Carlson, too, has repeatedly warned of a so-called Democratic plot to “import an entirely new electorate from the Third World and change the demographics of the U.S. so completely they will never lose again.”
But even he concedes that this narrative is flawed, pointing out in his show last week that many non-white and immigrant voters are, in fact, Republican. In the 2020 election, roughly 2 in 5 Latino voters cast a ballot for then-President Donald Trump. And, as my colleague Alex Samuels has written, messaging about racial grievances might, perhaps counterintuitively, attract some Latino voters to the Republican Party. In fact, the GOP attracts voters from every racial group, and while white voters may be its base, not all nonwhite or immigrant voters are Democrats.”

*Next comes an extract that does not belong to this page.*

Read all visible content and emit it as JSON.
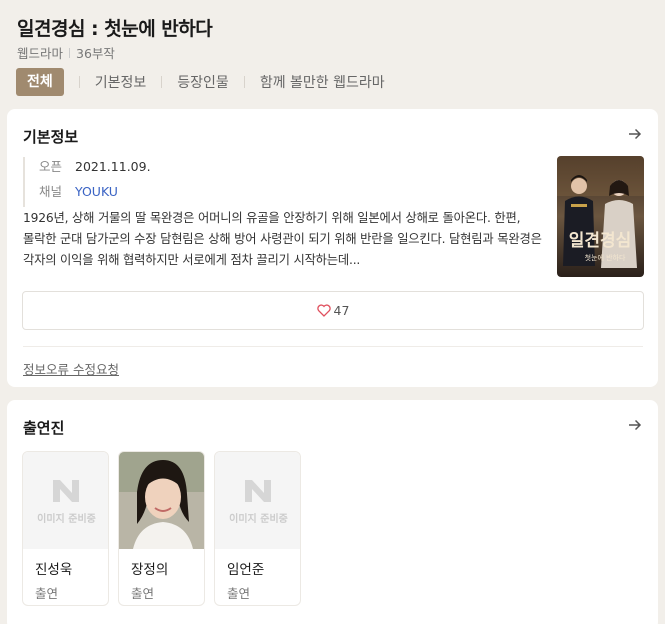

“According to a 2021 survey by the Pew Research Center, for example, only 17 percent of Republican and Republican-leaning Americans said there is “a lot” of discrimination against Black people in today’s society. That number rose to 26 percent when Republicans were asked whether they believed white people faced “a lot” of discrimination. And intense white racial resentment remains present both among Trump’s base and in our politics today. Case in point: Trump, who’s a (very, very early) favorite to win the 2024 Republican presidential nomination, is still hitting that same drum; during a recent political event, the former president went so far as to falsely claim that white people were currently being discriminated against and sent to the “back of the line” when it came to receiving COVID-19 vaccines and treatment.”
“Trump is not the first white person to feel like a victim of discrimination or to make claims in that spirit. This phenomenon started long before him. But in the U.S., if we look at things like the racial wealth gap, mortgage denial rates, COVID-19 vaccination and illness rates, police violence rates or myriad other data sets, we quickly see plenty of systemic biases against Black Americans and other minority groups (such as increasing hate crimes against Asian Americans). You can’t, however, find such widespread evidence for anti-white discrimination. So why have many white Americans started to see themselves as the victims of racial discrimination?”